Funny Old World
The latest edition of Private Eye contains a tragic story about the crazy compensation culture which is rife in America - and perhaps in other countries as well.
FUNNY OLD WORLD
COMPILED BY VICTOR LEWIS-SMITH
"This is a tragically bizarre case," ruled the State Appeals Court in Chicago, "and case law involving flying bodies is sparse. Nevertheless the facts are clear."
"In 2008 , eighteen-year-old Hiroyuki Joho was hurrying in puring rain across the tracks, with an umbrella over his head, to catch an inbound train at Edgebrook. Metra station Chicago, when he was struck by a southbound Amtrak train travelling at 70mph."

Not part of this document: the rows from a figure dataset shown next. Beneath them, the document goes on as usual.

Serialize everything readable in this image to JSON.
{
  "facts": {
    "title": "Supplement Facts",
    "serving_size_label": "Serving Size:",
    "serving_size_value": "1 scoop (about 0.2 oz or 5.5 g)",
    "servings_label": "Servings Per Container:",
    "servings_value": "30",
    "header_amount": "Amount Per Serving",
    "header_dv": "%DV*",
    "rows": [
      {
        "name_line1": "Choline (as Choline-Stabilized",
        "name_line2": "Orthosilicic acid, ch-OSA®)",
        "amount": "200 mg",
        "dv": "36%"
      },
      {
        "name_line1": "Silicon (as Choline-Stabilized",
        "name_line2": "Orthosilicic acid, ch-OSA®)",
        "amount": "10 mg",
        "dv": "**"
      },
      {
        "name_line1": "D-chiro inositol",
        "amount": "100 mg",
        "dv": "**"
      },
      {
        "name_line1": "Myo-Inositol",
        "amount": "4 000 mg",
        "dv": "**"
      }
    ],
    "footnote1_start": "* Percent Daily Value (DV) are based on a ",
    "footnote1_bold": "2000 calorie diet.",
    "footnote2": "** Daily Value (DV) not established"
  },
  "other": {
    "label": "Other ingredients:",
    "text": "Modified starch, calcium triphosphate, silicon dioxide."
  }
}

"A large portion of his body was thrown onto the southbound station platform, where it struck Gayane Zokhrabov, then aged 58, who was waiting to catch the 8.17 to work. She was knocked to the ground by Joho's corpse, her leg and wrist were broken, and she sued Joho's estate for allowing his body to injure her."
"After the appeals court ruled in favour of Ms Zokhrabov, her lawyer Leslie Rosen told reporters that 'while the circumstances of this case are gory and creepy, it should be treated like a regular negligence case. If you do something as stuipd as this guy did, you have to be responsible for it, even if you're dead'."
"Meanwhile, Joho's mother, Jeung-Hee Park, has filed her own lawsuit against Metra and the Canadian Pacific railway, alleging that "both were negligent, because Joho had no warning that what he thought was a slow moving Metra train was actually an express train." (Chicago Tribune, 29/12/11. Spotter Alice Furse).